Obdach für Leib und Seele – Erzbischof Stefan Heße besucht Erstorientierungskurs

Fotos: Stefanie Langos
Fotos: Stefanie Langos

Hamburg. „Wie lange sind Sie schon in Hamburg?“, fragt Hamburgs Erzbischof Stefan Heße am Donnerstag vor Pfingsten eine Gruppe von 22 Teilnehmern eines sogenannten Erstorientierungskurses im Jugendzentrum Manna in Volksdorf. „Zwei Monate“, antwortet eine der Teilnehmerinnen. „Und dann können Sie schon gut Deutsch?“ „Gut Deutsch“, antwortet die Frau. Und die Gruppe lacht.

Die Stimmung ist gelöst, die Gruppe lauscht aufmerksam, was der hohe Besuch erzählt.
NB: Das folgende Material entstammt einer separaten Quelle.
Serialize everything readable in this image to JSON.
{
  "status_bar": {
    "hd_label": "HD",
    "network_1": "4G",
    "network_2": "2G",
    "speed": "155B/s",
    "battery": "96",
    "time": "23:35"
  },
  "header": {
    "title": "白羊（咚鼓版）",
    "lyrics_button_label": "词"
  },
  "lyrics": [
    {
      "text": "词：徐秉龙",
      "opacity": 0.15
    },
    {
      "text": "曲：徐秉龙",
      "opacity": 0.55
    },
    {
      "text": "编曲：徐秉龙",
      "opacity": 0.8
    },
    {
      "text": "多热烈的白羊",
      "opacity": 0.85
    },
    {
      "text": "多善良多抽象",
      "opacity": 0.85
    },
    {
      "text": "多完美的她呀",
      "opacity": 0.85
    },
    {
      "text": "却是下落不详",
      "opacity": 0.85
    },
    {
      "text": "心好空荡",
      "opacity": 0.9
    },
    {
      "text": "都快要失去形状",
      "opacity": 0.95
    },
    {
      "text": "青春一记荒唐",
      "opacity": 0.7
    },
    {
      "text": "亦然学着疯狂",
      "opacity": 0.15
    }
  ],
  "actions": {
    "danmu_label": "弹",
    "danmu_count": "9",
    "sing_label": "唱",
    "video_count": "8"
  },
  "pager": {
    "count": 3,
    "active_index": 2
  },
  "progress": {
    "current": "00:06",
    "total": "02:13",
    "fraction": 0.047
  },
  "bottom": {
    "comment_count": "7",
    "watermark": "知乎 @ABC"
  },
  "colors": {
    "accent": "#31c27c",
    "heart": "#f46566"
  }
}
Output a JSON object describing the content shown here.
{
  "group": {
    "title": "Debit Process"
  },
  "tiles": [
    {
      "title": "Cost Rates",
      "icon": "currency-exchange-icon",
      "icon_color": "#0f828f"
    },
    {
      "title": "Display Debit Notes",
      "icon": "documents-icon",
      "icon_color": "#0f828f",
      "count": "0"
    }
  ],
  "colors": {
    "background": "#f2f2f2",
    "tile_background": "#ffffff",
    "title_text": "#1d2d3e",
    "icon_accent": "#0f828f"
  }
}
Die erste Stunde des Erstorientierungskurses läuft heute ein bisschen anders. Die Gruppe ist bunt gemischt, Ukrainerinnen, aber auch afghanische Teilnehmer sind zum Unterricht gekommen. Für beide Sprachgruppen gibt es jeweils eine Übersetzung, damit jeder dem folgen kann, was vor der kleinen Bühne im großen Saal des Jugendzentrums passiert. Ein ukrainischer Mann sitzt im hinteren Teil des Raums und hält einen Kinderwagen in Bewegung. Er kümmert sich um den drei Monate alten Igor, damit dessen Mutter in Ruhe Deutsch lernen kann.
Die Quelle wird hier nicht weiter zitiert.